Pourquoi ce pessimisme ? Parce que, en cinquante ans de journalisme, j’ai entendu dix fois, sous la gauche ou sous la droite, ce genre de promesse. Certes, il y a eu parfois des progrès, comme les lois sur le financement de la vie politique, la suppression par Jospin des fonds secrets, la décision de Sarkozy de faire auditer les comptes de l’Élysée… Mais les mentalités et les comportements de la haute administration et des institutions ne se modifient pas par décret ; ils font partie d’une culture profondément ancrée, héritée de la monarchie, alimentée par le centralisme et ravivée par la présidentialisation du régime. En France, l’État n’a jamais été et ne sera jamais modeste ! Et l’on peut en dire autant de ces micro-états que sont les instances régionales ou départementales.

Faut-il dénoncer les abus au risque de doper le populisme, l’extrémisme ? Faut-il alimenter le « Tous pourris ! » ? C’est un reproche que l’on entend souvent adresser à la presse, coupable de « chasse à l’homme », de « lynchage médiatique ». Ce reproche n’est pas fondé. D’abord parce que les journaux sont dans leur rôle : en démocratie, l’information est un contre-pouvoir puisqu’elle a pour fonction de rendre les citoyens plus responsables, et éventuellement donc de mettre en cause les pouvoirs. Ensuite parce que les dirigeants doivent pouvoir être jugés comme le sont les gens ordinaires, et même probablement, vu leur rôle, avec plus de rigueur. Enfin parce que le populisme n’est pas créé par la révélation des abus, mais par ces abus eux-mêmes. On ne guérit pas une maladie en se contentant de supprimer ses syndromes.




Taking the pledge

The French government is going on a strict diet, or so it says. There are to be no more garden parties or presidential game shoots, fewer chauffeur-driven cars and grace-and-favour flats, and fewer Cabinet flunk-ies. Let’s hope it keeps its word, though at the risk of seeming a cynic or a wet blanket, and in a nod to the current gambling epidemic and fad for online poker, I’m ready to take bets that we haven’t heard the last of expenses scandals.
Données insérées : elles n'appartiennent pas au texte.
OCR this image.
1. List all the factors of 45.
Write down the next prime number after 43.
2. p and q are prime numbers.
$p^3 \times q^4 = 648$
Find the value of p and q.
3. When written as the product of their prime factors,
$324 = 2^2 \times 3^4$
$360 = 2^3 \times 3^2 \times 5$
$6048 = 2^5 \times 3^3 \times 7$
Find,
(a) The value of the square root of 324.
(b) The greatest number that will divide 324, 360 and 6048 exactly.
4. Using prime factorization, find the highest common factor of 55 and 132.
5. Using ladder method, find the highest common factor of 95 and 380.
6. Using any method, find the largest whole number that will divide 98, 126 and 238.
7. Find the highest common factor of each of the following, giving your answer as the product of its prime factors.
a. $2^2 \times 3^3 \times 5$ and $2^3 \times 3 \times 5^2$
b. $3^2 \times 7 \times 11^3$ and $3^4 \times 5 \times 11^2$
They’ll behave themselves for a while, but then all those bad habits will start drifting back. Like when we drive past a serious road accident. We initially drive more slowly, taking twice the normal care and obeying the highway code to the letter, then after 10 or 20 miles of being good, we start to put our foot down again.

My current pessimism is based on fifty years’ experience as a journalist, during which time I must have heard this type of promise being made a dozen times - regardless of which party was in power. There has been some progress, such as the legislation on the funding of political parties, Prime Minister Jospin’s abolition of secret funds and President Sarkozy’s decision to submit the Elysee Palace accounts to a public audit. The problem is that mentalities in the upper echelons of our civil service and national institutions cannot be changed by decree. They belong to a deeply ingrained culture that was inherited from the monarchy, fuelled by centralism and later reinforced by the presidentialization of French politics. The government has always been and will always be imbued with a strong sense of its own importance. And the same applies to our mini-governments, aka the councils governing our regions and departments.

But if we denounce these abuses, won’t we be bolstering populist and extremist tendencies? Do we really want to lend credence to claims that all politicians are ‘tarred with the same brush’? This is a criticism that is frequently levelled at the journalists, accused of conducting ‘witch hunts’ and indulging in ‘media lynching’. It is, however, a criticism that is ill-founded. First of all, because the press is simply performing its function as a counterweight in a democracy, providing individuals with the information they need to become more responsible citizens and, if necessary, to call the powers that be to account. Second, because it should be possible for our leaders to be judged as rigorously as ordinary people, if not more so, given their role in society. Third and last, because populism is born not out of the revelation of abuses but out of the abuses themselves. A disease cannot be cured just by eliminating its signs and symptoms.